Bette Chambers Gives You A 'Spring Promise' This Fall

October 14, 1990|By Dolly Merritt

Bette Chambers can breathe a sigh of relief. It's been a week since "Spring Promise," the seventh annual Decorator Show House sponsored by Historic Ellicott City Inc., opened its doors to the public -- and all is well and beautiful.

On the eve of the opening day, however, Chambers' phone never stopped ringing. As design chairman for the event, Chambers selected 20 designers to decorate 20 areas of a log cabin and its four-level addition in Oella, a 19th century mill town located just beyond the Patapsco River Bridge in Ellicott City.

"Every year, I get this pang of doubt. Will the show house be finished?

Will it be a success?" said Chambers, who earned a bachelor of arts degree in interior design from the Maryland Institute College of Art in Baltimore.

She seemed cool, despite managing several activities at once. She was readying her vintage Ellicott City home for overnight guests; answering the phone and providing quick answers to last-minute questions about the show house; steering a drapery hanger to her bedroom windows; and discussing a videotape with an artist who had stenciled the foyer in Spring Promise.

Chambers has worked on six of Historic Ellicott City's show houses. The show house, which is open six days a week through Nov. 4, requires several shifts of about 200 hostesses assigned to each room to answer questions and to direct traffic smoothly throughout the house. More volunteers are assigned to sell crafts and jewelry, and to work in the office area of the house, where visitors may purchase furnishings and decorator items that are used in the rooms.

Additional volunteers handle behind-the-scenes jobs. Those range from putting up signs that direct people to Spring Promise to selling ads for the show house booklet.

"The show house requires an astronomical amount of people, but it's a good money maker," Chambers said.

The money is used for community and restoration projects like the B & O Railroad Museum, the Thomas Isaac Log Cabin, and the Patapsco Female Institute gardens -- all located in historic Ellicott City. The approximately $40,000 raised from last year's show house, Bethesda, in Ellicott City, provided money for a substantial amount of renovation of the George Ellicott House in Ellicott City.

Chambers has been a member of HEC ever since its beginning in 1973, and has served in several leadership roles. The interior designer, who has her own business and has worked in the area for 37 years, has decorated rooms in five of the seven show houses; this is her third consecutive year as design chairwoman. In addition, she hung all the pictures in the hallways using paintings from two Ellicott City art galleries, Margaret Smith Gallery and the Sheppard Art Gallery.

When Spring Promise was chosen to be the show house, it was a departure from the vintage homes that had been decorated with traditional furnishings. This year's house has a combination of the old and the new, which provided a decorating challenge. The first step for Chambers was selecting the designers.

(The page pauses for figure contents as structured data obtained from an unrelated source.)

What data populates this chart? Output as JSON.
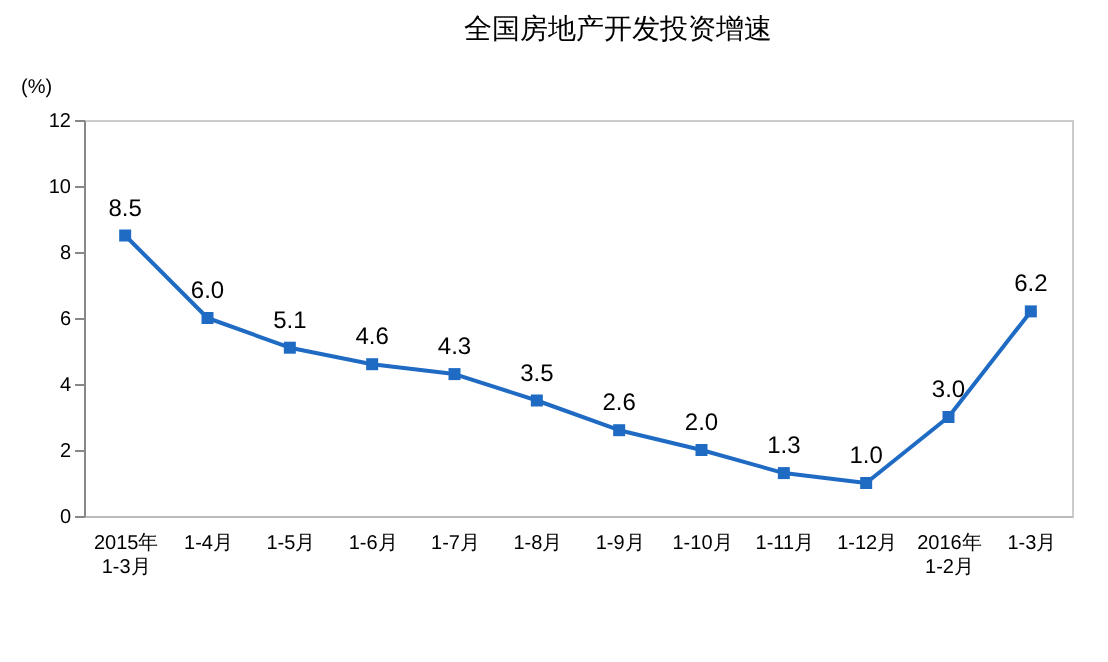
{
  "chart_data": {
    "type": "line",
    "title": "全国房地产开发投资增速",
    "ylabel": "(%)",
    "categories": [
      "2015年\n1-3月",
      "1-4月",
      "1-5月",
      "1-6月",
      "1-7月",
      "1-8月",
      "1-9月",
      "1-10月",
      "1-11月",
      "1-12月",
      "2016年\n1-2月",
      "1-3月"
    ],
    "series": [
      {
        "color": "#1f6bc4",
        "values": [
          8.5,
          6.0,
          5.1,
          4.6,
          4.3,
          3.5,
          2.6,
          2.0,
          1.3,
          1.0,
          3.0,
          6.2
        ]
      }
    ],
    "value_labels": [
      "8.5",
      "6.0",
      "5.1",
      "4.6",
      "4.3",
      "3.5",
      "2.6",
      "2.0",
      "1.3",
      "1.0",
      "3.0",
      "6.2"
    ],
    "ylim": [
      0,
      12
    ],
    "yticks": [
      0,
      2,
      4,
      6,
      8,
      10,
      12
    ],
    "marker": "square",
    "line_style": "solid",
    "grid": false,
    "legend": false
  }
}
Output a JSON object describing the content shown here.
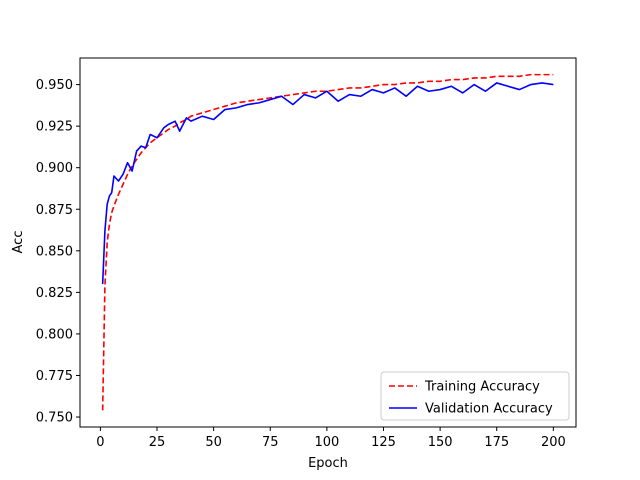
{
  "chart_data": {
    "type": "line",
    "xlabel": "Epoch",
    "ylabel": "Acc",
    "xlim": [
      -9,
      210
    ],
    "ylim": [
      0.744,
      0.966
    ],
    "xticks": [
      0,
      25,
      50,
      75,
      100,
      125,
      150,
      175,
      200
    ],
    "xtick_labels": [
      "0",
      "25",
      "50",
      "75",
      "100",
      "125",
      "150",
      "175",
      "200"
    ],
    "yticks": [
      0.75,
      0.775,
      0.8,
      0.825,
      0.85,
      0.875,
      0.9,
      0.925,
      0.95
    ],
    "ytick_labels": [
      "0.750",
      "0.775",
      "0.800",
      "0.825",
      "0.850",
      "0.875",
      "0.900",
      "0.925",
      "0.950"
    ],
    "grid": false,
    "legend_position": "lower-right",
    "x": [
      1,
      2,
      3,
      4,
      5,
      6,
      8,
      10,
      12,
      14,
      16,
      18,
      20,
      22,
      25,
      28,
      30,
      33,
      35,
      38,
      40,
      45,
      50,
      55,
      60,
      65,
      70,
      75,
      80,
      85,
      90,
      95,
      100,
      105,
      110,
      115,
      120,
      125,
      130,
      135,
      140,
      145,
      150,
      155,
      160,
      165,
      170,
      175,
      180,
      185,
      190,
      195,
      200
    ],
    "series": [
      {
        "name": "Training Accuracy",
        "color": "#ff0000",
        "dash": "dashed",
        "values": [
          0.754,
          0.829,
          0.855,
          0.866,
          0.873,
          0.877,
          0.884,
          0.89,
          0.896,
          0.901,
          0.905,
          0.909,
          0.912,
          0.915,
          0.918,
          0.921,
          0.923,
          0.925,
          0.927,
          0.929,
          0.931,
          0.933,
          0.935,
          0.937,
          0.939,
          0.94,
          0.941,
          0.942,
          0.943,
          0.944,
          0.945,
          0.946,
          0.946,
          0.947,
          0.948,
          0.948,
          0.949,
          0.95,
          0.95,
          0.951,
          0.951,
          0.952,
          0.952,
          0.953,
          0.953,
          0.954,
          0.954,
          0.955,
          0.955,
          0.955,
          0.956,
          0.956,
          0.956
        ]
      },
      {
        "name": "Validation Accuracy",
        "color": "#0000ff",
        "dash": "solid",
        "values": [
          0.83,
          0.862,
          0.878,
          0.883,
          0.885,
          0.895,
          0.892,
          0.896,
          0.903,
          0.898,
          0.91,
          0.913,
          0.912,
          0.92,
          0.918,
          0.924,
          0.926,
          0.928,
          0.922,
          0.93,
          0.928,
          0.931,
          0.929,
          0.935,
          0.936,
          0.938,
          0.939,
          0.941,
          0.943,
          0.938,
          0.944,
          0.942,
          0.946,
          0.94,
          0.944,
          0.943,
          0.947,
          0.945,
          0.948,
          0.943,
          0.949,
          0.946,
          0.947,
          0.949,
          0.945,
          0.95,
          0.946,
          0.951,
          0.949,
          0.947,
          0.95,
          0.951,
          0.95
        ]
      }
    ]
  }
}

"It was like judging a flower show," said Chambers, referring to the process of choosing designers for specific rooms.

Initially, invitations were sent to about 125 interior designers from an area that included Howard, Anne Arundel and Baltimore counties. In July, the show house was open for inspection to about 30 interested decorators.

After touring the house, they selected three rooms to decorate and submitted a brief summary of their ideas for Chambers to review.

Ultimately, 20 designers were matched up with one room apiece.

"The log house was built in 1820 and the extension was added in 1990.

It's a simplistic house done in Shaker-type furnishings that has a contemporary feeling. I asked the designers to try to do things very sparsely and not to overload," Chambers said.

The next step for Chambers was reviewing color boards. Those show the exact colors to be used, so that the house "flows color-wise," she said.

But that was no time for Chambers to take a rest. She distributed to her designers work sheets indicating details like when the house would be open for them, when the rooms should be completed and certain decorating stipulations. From that point on, the design chairperson kept a constant check on how things were progressing. For instance, if a particular color didn't mesh with the owner's approval or if it interfered with the colors in other rooms, Chambers discussed the problem -- "tactfully" she said -- with the designer.

But the biggest problem of this year's project was finding a suitable house to start with.

"We almost didn't have one," Chambers said. She explained that the 200-member HEC had only three months rather than the usual six or eight months to plan for the show house. "Older houses are very difficult to come by," she said. "There are a lot in the county, but either too much work is required for us to perk it up, or people don't want the inconvenience of moving out of their home for three months while we decorate.